Of course this was the talk of the area for months. Dancers were at odds debating whether this was a credible dance or something to be quietly pushed under the rug. However, it was too late, a revolution was starting. Dancers wanted more information, more challenges to what they were taught, more expression, and wanted the delight of actually knowing the origins of a dance's particular style. I was one of them and fell helplessly in love with trying to learn the authentic reproductions of dances of Egypt and North Africa from the best teachers throughout my career. It was and still is to me an exhillirating love.

Aisha Ali was instrumental in introducing our naive dance world to the larger geography of the people whose dances we were trying to copy. Other major contributors to this whole reproducing stylizing and ethnocultural study were Leona Wood, from the Bay Area, Trish St. John, Malea, Katerina Bourda and Alexandria Parafina. They all made sacrifices to go to take classes diligently from Aisha Ali, travel to Egypt and Tunisia/Morocco to learn from the dancers themselves and unselflessly passed it along to others who were entranced with "The Birth of the Ghawazee". I take pride in the fact that I always studied riguoursly the origins and traditions of this new type of dancing and for many years carried forth with my dance troupe and my own dancing to continue the reproduction as authentically as possible.

Unfortunatley a little knowledge can go a long way, (the wrong way...) and we became over saturated with dancers who did not take the time to distinguish between the music, stylizing, or traditions of each dance they tried to replicate.
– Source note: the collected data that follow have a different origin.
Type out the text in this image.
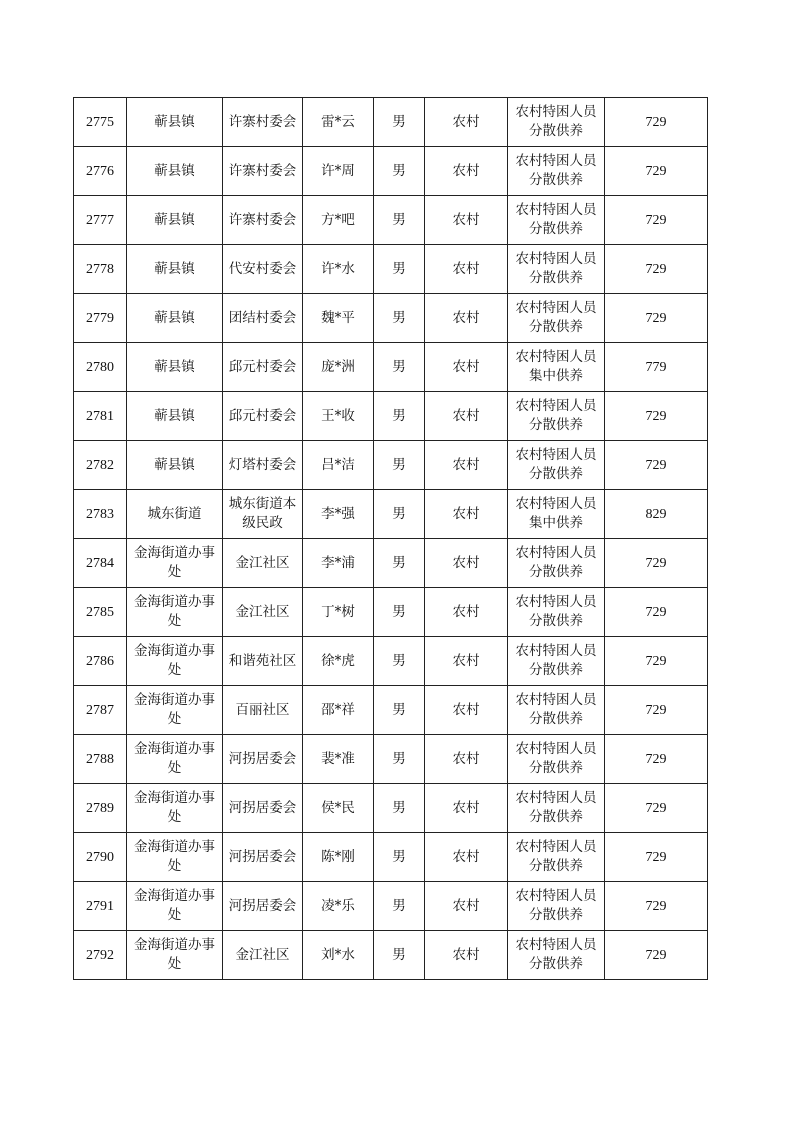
2775	蕲县镇	许寨村委会	雷*云	男	农村	农村特困人员分散供养	729
2776	蕲县镇	许寨村委会	许*周	男	农村	农村特困人员分散供养	729
2777	蕲县镇	许寨村委会	方*吧	男	农村	农村特困人员分散供养	729
2778	蕲县镇	代安村委会	许*水	男	农村	农村特困人员分散供养	729
2779	蕲县镇	团结村委会	魏*平	男	农村	农村特困人员分散供养	729
2780	蕲县镇	邱元村委会	庞*洲	男	农村	农村特困人员集中供养	779
2781	蕲县镇	邱元村委会	王*收	男	农村	农村特困人员分散供养	729
2782	蕲县镇	灯塔村委会	吕*洁	男	农村	农村特困人员分散供养	729
2783	城东街道	城东街道本级民政	李*强	男	农村	农村特困人员集中供养	829
2784	金海街道办事处	金江社区	李*浦	男	农村	农村特困人员分散供养	729
2785	金海街道办事处	金江社区	丁*树	男	农村	农村特困人员分散供养	729
2786	金海街道办事处	和谐苑社区	徐*虎	男	农村	农村特困人员分散供养	729
2787	金海街道办事处	百丽社区	邵*祥	男	农村	农村特困人员分散供养	729
2788	金海街道办事处	河拐居委会	裴*准	男	农村	农村特困人员分散供养	729
2789	金海街道办事处	河拐居委会	侯*民	男	农村	农村特困人员分散供养	729
2790	金海街道办事处	河拐居委会	陈*刚	男	农村	农村特困人员分散供养	729
2791	金海街道办事处	河拐居委会	凌*乐	男	农村	农村特困人员分散供养	729
2792	金海街道办事处	金江社区	刘*水	男	农村	农村特困人员分散供养	729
Instead we began to also see a form of bastardization and a "mish-mash", in which people would learn a few steps from any of these traditions, put on caftans, 19th century Ghawazee/Ottoman Turkish coats and dance a mixture of Beledi, Bay Area Stylizing and whatever else they could think of and mix it together. It was creative, not factual. It was like dancing with Armenian 6/8 rhythm, dressed in an Ottoman Turkmen coat, with movements befitting Egyptian Beledi. But there were the purists, and so today we are lucky to have the actual knowledge of these dance forms, costumes, tribal cultures and music, which is now disappearing from its source.

California is known for her earthquakes, but this was a "dance-quake" that woke up a generation of dancers from being satisfied with cookie-cutter performances to a new era for the dance world.